Vadinin belediye arabası, Sarı Flaşör, acil bir çağrı yaptı:
“Yakıt Kulesi çalışmıyor! Vadinin enerjisi kesildi. Eğer kule yeniden başlatılmazsa biz de dururuz.”

Herkes sessiz kaldı. Yolu bilen yoktu. Kuleye giden patika, artık haritalarda bile yoktu.
İşte o anda, Tosbik öne çıktı.
“Ben gençken o yolu giderdim. Her virajı, her tümseği bilirim.”
Kırmızı Işık, aynasını parlatıp söze girdi: “Ben hızla engelleri aşarım.”
Maviş farlarını yakarak tamamladı: “Ve ben yön bulurum. Kaybolmayız.”

Böylece üçlü, vedalaşmadan ama kornalarını bir kez öttürerek yola çıktı. Bu, vadide “şans dilemek” demekti.

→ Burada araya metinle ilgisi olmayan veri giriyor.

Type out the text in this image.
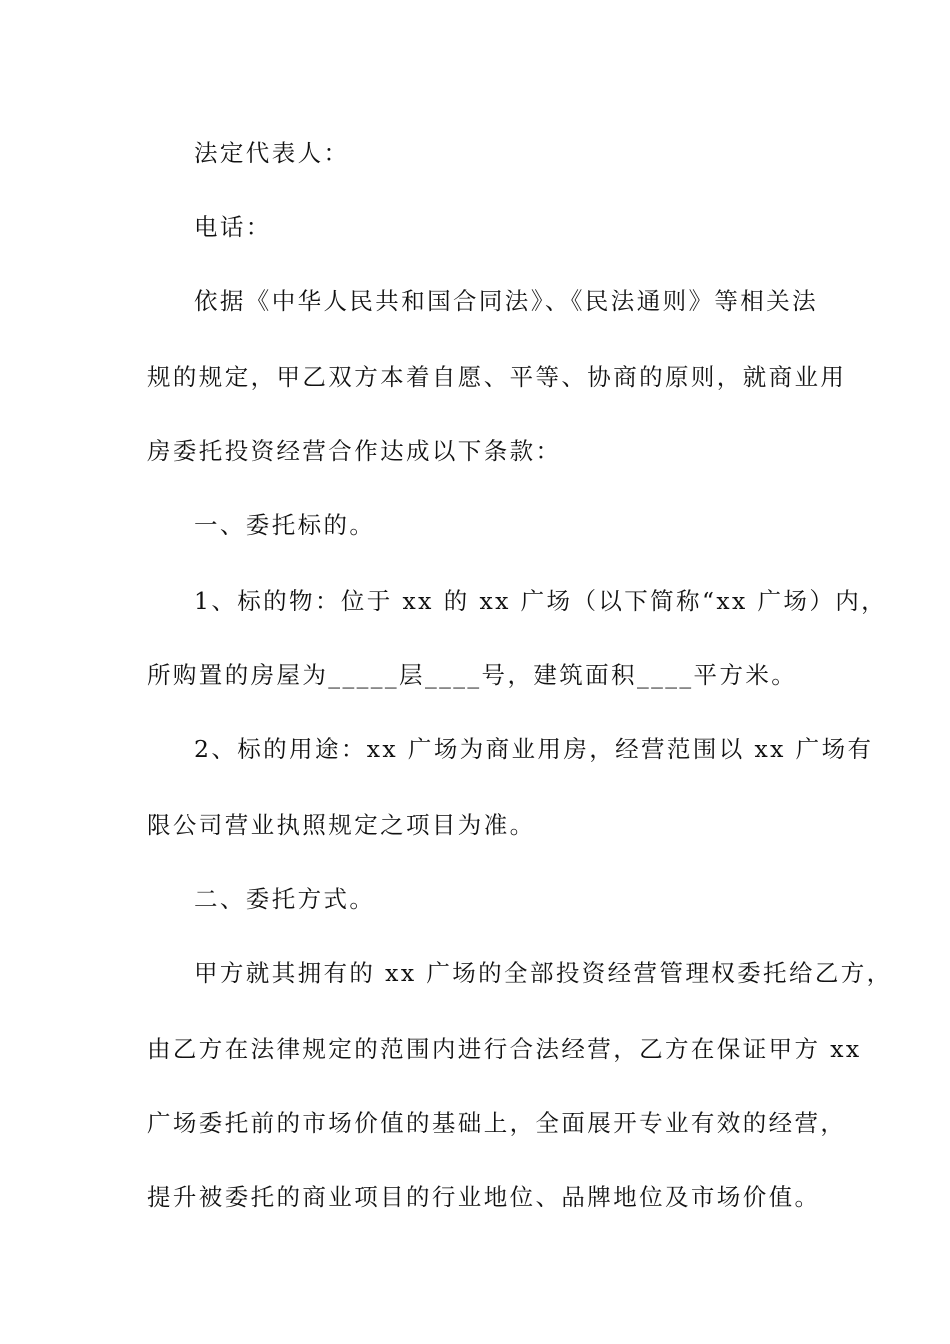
法定代表人：
电话：
依据《中华人民共和国合同法》、《民法通则》等相关法
规的规定，甲乙双方本着自愿、平等、协商的原则，就商业用
房委托投资经营合作达成以下条款：
一、委托标的。
1、标的物：位于 xx 的 xx 广场（以下简称“xx 广场）内，
所购置的房屋为_____层____号，建筑面积____平方米。
2、标的用途：xx 广场为商业用房，经营范围以 xx 广场有
限公司营业执照规定之项目为准。
二、委托方式。
甲方就其拥有的 xx 广场的全部投资经营管理权委托给乙方，
由乙方在法律规定的范围内进行合法经营，乙方在保证甲方 xx
广场委托前的市场价值的基础上，全面展开专业有效的经营，
提升被委托的商业项目的行业地位、品牌地位及市场价值。
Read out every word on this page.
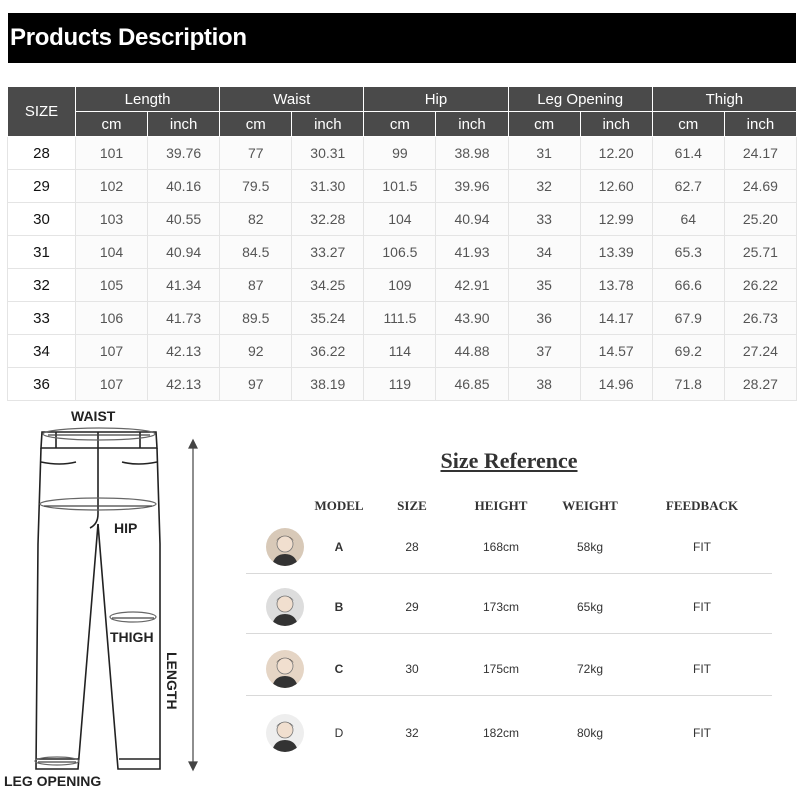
Products Description
SIZE	Length		Waist		Hip		Leg Opening		Thigh	
	cm	inch	cm	inch	cm	inch	cm	inch	cm	inch
28	101	39.76	77	30.31	99	38.98	31	12.20	61.4	24.17
29	102	40.16	79.5	31.30	101.5	39.96	32	12.60	62.7	24.69
30	103	40.55	82	32.28	104	40.94	33	12.99	64	25.20
31	104	40.94	84.5	33.27	106.5	41.93	34	13.39	65.3	25.71
32	105	41.34	87	34.25	109	42.91	35	13.78	66.6	26.22
33	106	41.73	89.5	35.24	111.5	43.90	36	14.17	67.9	26.73
34	107	42.13	92	36.22	114	44.88	37	14.57	69.2	27.24
36	107	42.13	97	38.19	119	46.85	38	14.96	71.8	28.27
WAIST
HIP
THIGH
LENGTH
LEG OPENING
Size Reference
MODEL	SIZE	HEIGHT	WEIGHT	FEEDBACK
A	28	168cm	58kg	FIT
B	29	173cm	65kg	FIT
C	30	175cm	72kg	FIT
D	32	182cm	80kg	FIT
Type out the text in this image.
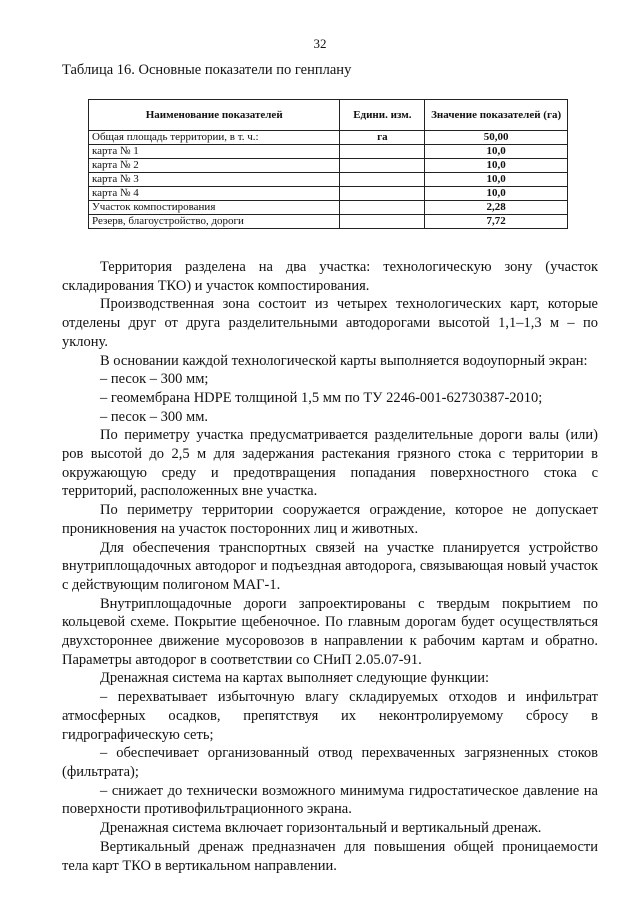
32
Таблица 16. Основные показатели по генплану
Наименование показателей	Едини. изм.	Значение показателей (га)
Общая площадь территории, в т. ч.:	га	50,00
карта № 1		10,0
карта № 2		10,0
карта № 3		10,0
карта № 4		10,0
Участок компостирования		2,28
Резерв, благоустройство, дороги		7,72

Территория разделена на два участка: технологическую зону (участок складирования ТКО) и участок компостирования.

Производственная зона состоит из четырех технологических карт, которые отделены друг от друга разделительными автодорогами высотой 1,1–1,3 м – по уклону.

В основании каждой технологической карты выполняется водоупорный экран:

– песок – 300 мм;

– геомембрана HDPE толщиной 1,5 мм по ТУ 2246-001-62730387-2010;

– песок – 300 мм.

По периметру участка предусматривается разделительные дороги валы (или) ров высотой до 2,5 м для задержания растекания грязного стока с территории в окружающую среду и предотвращения попадания поверхностного стока с территорий, расположенных вне участка.

По периметру территории сооружается ограждение, которое не допускает проникновения на участок посторонних лиц и животных.

Для обеспечения транспортных связей на участке планируется устройство внутриплощадочных автодорог и подъездная автодорога, связывающая новый участок с действующим полигоном МАГ-1.

Внутриплощадочные дороги запроектированы с твердым покрытием по кольцевой схеме. Покрытие щебеночное. По главным дорогам будет осуществляться двухстороннее движение мусоровозов в направлении к рабочим картам и обратно. Параметры автодорог в соответствии со СНиП 2.05.07-91.

Дренажная система на картах выполняет следующие функции:

– перехватывает избыточную влагу складируемых отходов и инфильтрат атмосферных осадков, препятствуя их неконтролируемому сбросу в гидрографическую сеть;

– обеспечивает организованный отвод перехваченных загрязненных стоков (фильтрата);

– снижает до технически возможного минимума гидростатическое давление на поверхности противофильтрационного экрана.

Дренажная система включает горизонтальный и вертикальный дренаж.

Вертикальный дренаж предназначен для повышения общей проницаемости тела карт ТКО в вертикальном направлении.
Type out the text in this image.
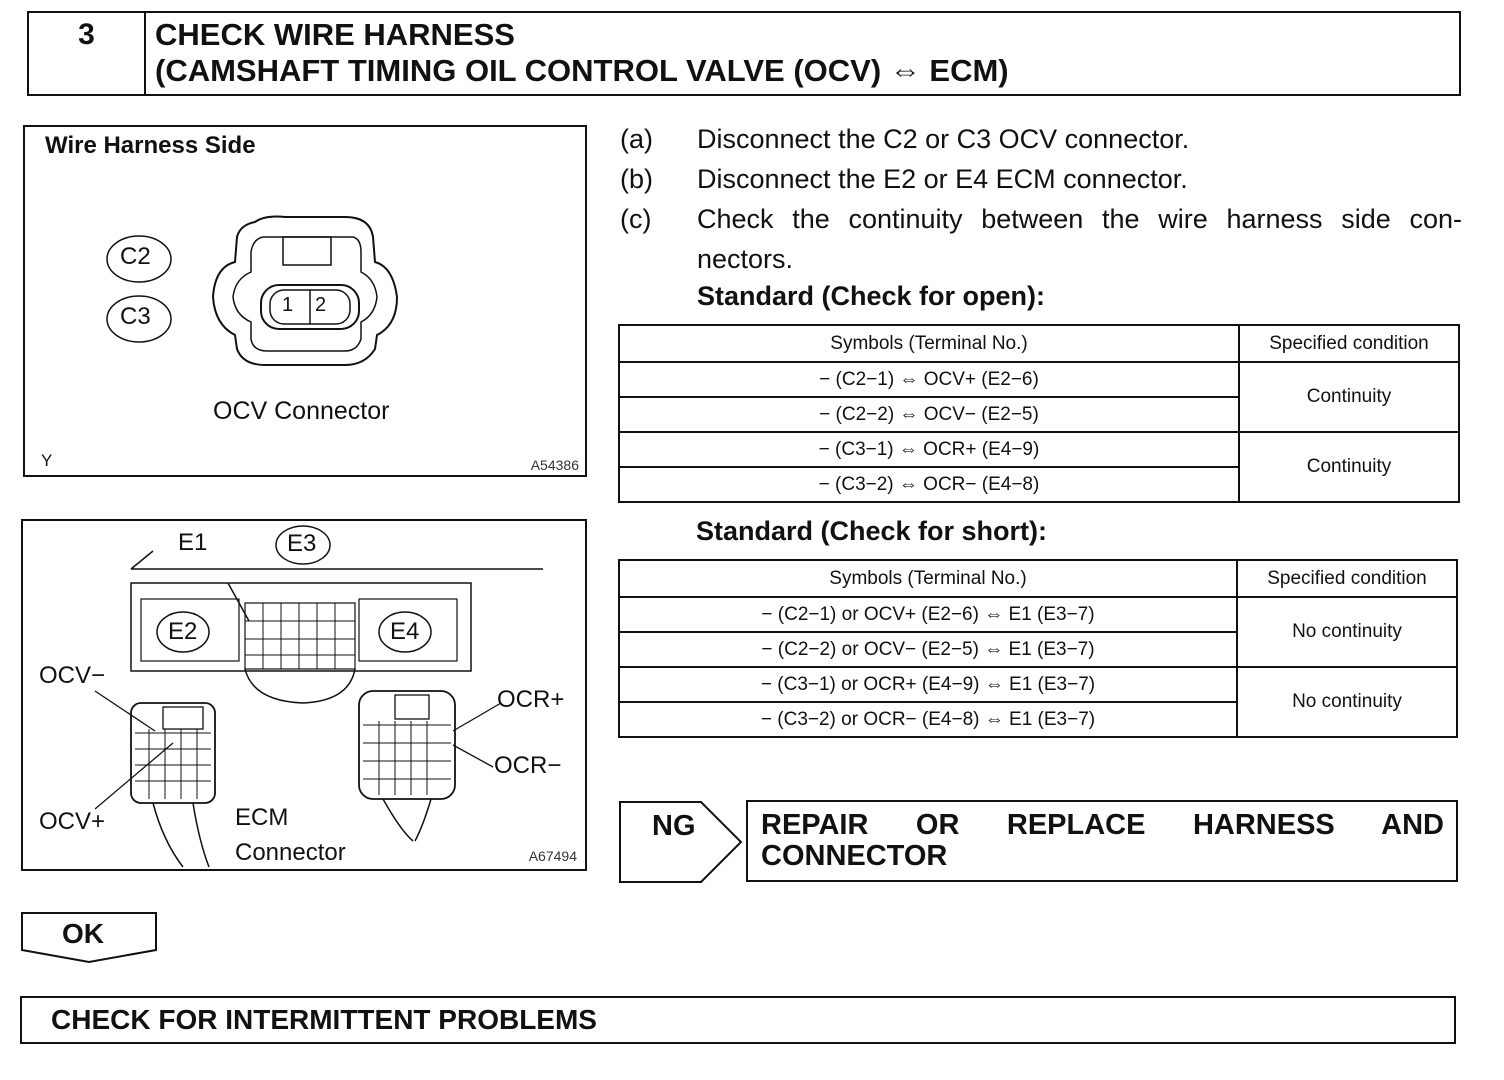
3	CHECK WIRE HARNESS
(CAMSHAFT TIMING OIL CONTROL VALVE (OCV) ⇔ ECM)
Wire Harness Side
C2
C3	1 2
OCV Connector
Y	A54386
E1	E3
E2	E4
OCV−
OCV+
OCR+
OCR−
ECM
Connector	A67494
(a) Disconnect the C2 or C3 OCV connector.
(b) Disconnect the E2 or E4 ECM connector.
(c) Check the continuity between the wire harness side con-nectors.
Standard (Check for open):
Symbols (Terminal No.)	Specified condition
− (C2−1) ⇔ OCV+ (E2−6)	Continuity
− (C2−2) ⇔ OCV− (E2−5)	
− (C3−1) ⇔ OCR+ (E4−9)	Continuity
− (C3−2) ⇔ OCR− (E4−8)	
Standard (Check for short):
Symbols (Terminal No.)	Specified condition
− (C2−1) or OCV+ (E2−6) ⇔ E1 (E3−7)	No continuity
− (C2−2) or OCV− (E2−5) ⇔ E1 (E3−7)	
− (C3−1) or OCR+ (E4−9) ⇔ E1 (E3−7)	No continuity
− (C3−2) or OCR− (E4−8) ⇔ E1 (E3−7)	
NG REPAIR OR REPLACE HARNESS AND CONNECTOR
OK
CHECK FOR INTERMITTENT PROBLEMS
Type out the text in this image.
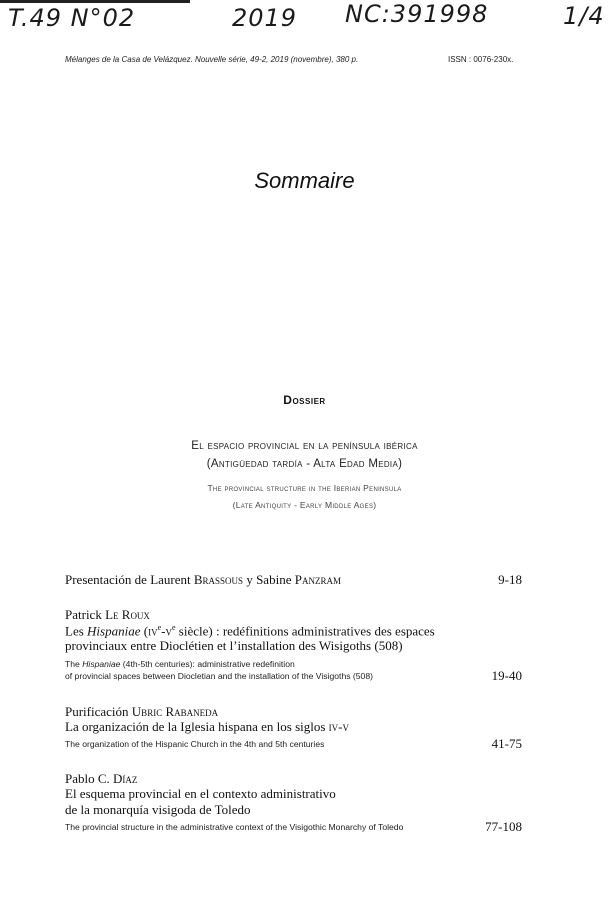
T.49 N°02	2019 NC:391998	1/4
Mélanges de la Casa de Velázquez. Nouvelle série, 49-2, 2019 (novembre), 380 p.	ISSN : 0076-230x.
Sommaire
Dossier
El espacio provincial en la península ibérica
(Antigüedad tardía - Alta Edad Media)
The provincial structure in the Iberian Peninsula
(Late Antiquity - Early Middle Ages)
Presentación de Laurent Brassous y Sabine Panzram	9-18
Patrick Le Roux
Les Hispaniae ($iv^e-v^e$ siècle) : redéfinitions administratives des espaces
provinciaux entre Dioclétien et l’installation des Wisigoths (508)
The Hispaniae (4th-5th centuries): administrative redefinition
of provincial spaces between Diocletian and the installation of the Visigoths (508)	19-40
Purificación Ubric Rabaneda
La organización de la Iglesia hispana en los siglos iv-v
The organization of the Hispanic Church in the 4th and 5th centuries	41-75
Pablo C. Díaz
El esquema provincial en el contexto administrativo
de la monarquía visigoda de Toledo
The provincial structure in the administrative context of the Visigothic Monarchy of Toledo	77-108
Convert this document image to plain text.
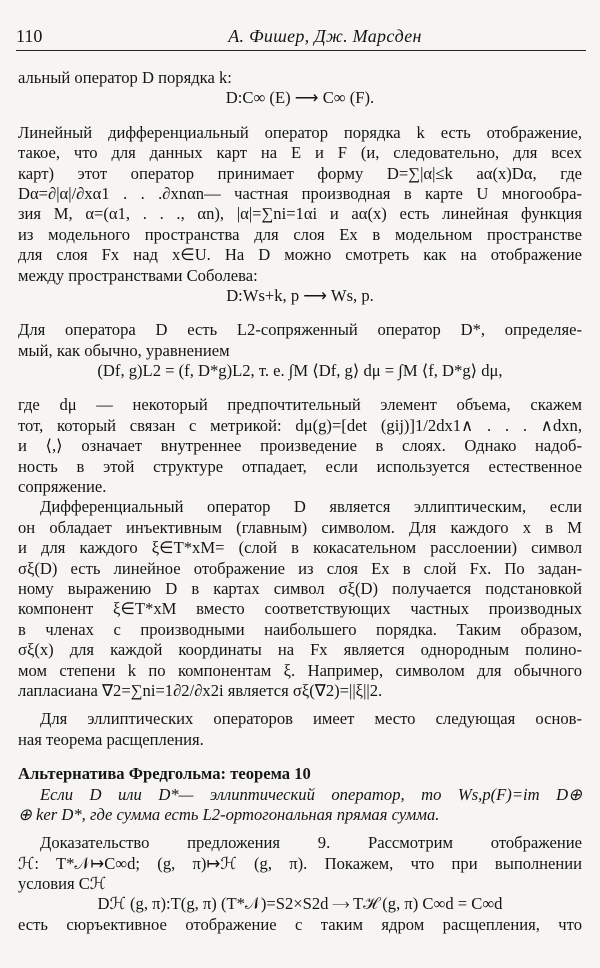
110	А. Фишер, Дж. Марсден
альный оператор D порядка k:
D:C∞ (E) ⟶ C∞ (F).
Линейный дифференциальный оператор порядка k есть отображение,
такое, что для данных карт на E и F (и, следовательно, для всех
карт) этот оператор принимает форму D=∑|α|≤k aα(x)Dα, где
Dα=∂|α|/∂xα1 . . .∂xnαn— частная производная в карте U многообра-
зия M, α=(α1, . . ., αn), |α|=∑ni=1αi и aα(x) есть линейная функция
из модельного пространства для слоя Ex в модельном пространстве
для слоя Fx над x∈U. На D можно смотреть как на отображение
между пространствами Соболева:
D:Ws+k, p ⟶ Ws, p.
Для оператора D есть L2-сопряженный оператор D*, определяе-
мый, как обычно, уравнением
(Df, g)L2 = (f, D*g)L2, т. е. ∫M ⟨Df, g⟩ dμ = ∫M ⟨f, D*g⟩ dμ,
где dμ — некоторый предпочтительный элемент объема, скажем
тот, который связан с метрикой: dμ(g)=[det (gij)]1/2dx1∧ . . . ∧dxn,
и ⟨,⟩ означает внутреннее произведение в слоях. Однако надоб-
ность в этой структуре отпадает, если используется естественное
сопряжение.
Дифференциальный оператор D является эллиптическим, если
он обладает инъективным (главным) символом. Для каждого x в M
и для каждого ξ∈T*xM= (слой в кокасательном расслоении) символ
σξ(D) есть линейное отображение из слоя Ex в слой Fx. По задан-
ному выражению D в картах символ σξ(D) получается подстановкой
компонент ξ∈T*xM вместо соответствующих частных производных
в членах с производными наибольшего порядка. Таким образом,
σξ(x) для каждой координаты на Fx является однородным полино-
мом степени k по компонентам ξ. Например, символом для обычного
лапласиана ∇2=∑ni=1∂2/∂x2i является σξ(∇2)=||ξ||2.
Для эллиптических операторов имеет место следующая основ-
ная теорема расщепления.
Альтернатива Фредгольма: теорема 10
Если D или D*— эллиптический оператор, то Ws,p(F)=im D⊕
⊕ ker D*, где сумма есть L2-ортогональная прямая сумма.
Доказательство предложения 9. Рассмотрим отображение
ℋ: T*𝒩↦C∞d; (g, π)↦ℋ (g, π). Покажем, что при выполнении
условия Cℋ
Dℋ (g, π):T(g, π) (T*𝒩)=S2×S2d ⟶ Tℋ (g, π) C∞d = C∞d
есть сюръективное отображение с таким ядром расщепления, что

Yol uzun ve yorucuydu. Yıllardır geçilmemişti. Ağaçlar yolu sarmış, taşlar düşmüş, köprüler çürümüştü. Ama her zorluğu birlikte aştılar.
Bir köprü çökmek üzereyken Kırmızı Işık son anda sıçradı ve halat attı. Maviş, tüm enerjisini kullanarak vinç moduna geçti ve Tosbik’i yukarı çekti.
Tosbik yavaşladı ama hiç durmadı. Çünkü yolun sonunda onları bekleyen kule, hâlâ sessizdi.

Kuleye vardıklarında içeri girdiler. Her şey toz içindeydi. Ortadaki büyük motor sessizdi. Yanındaki panele Tosbik yaklaştı.
“Bir şifre vardı… Eskiden melodik bir şifre… Kornalarla çalınırdı.”

Maviş hemen sistemleri taradı, melodiyi buldu.
Kırmızı Işık kornasını ayarladı ve çaldı:
Beep-bop-beep-beep-boop!

Birden panelin ışıkları yanmaya başladı. Motor bir homurtuyla uyandı. Yakıt pompaları canlandı.
Kule, yeniden hayattaydı.

Vadide bir anda ışıklar parladı, sokak lambaları yandı, şarj istasyonları çalıştı.
Arabalar sevinçle kornalarını çaldı: “Onlar başardı!”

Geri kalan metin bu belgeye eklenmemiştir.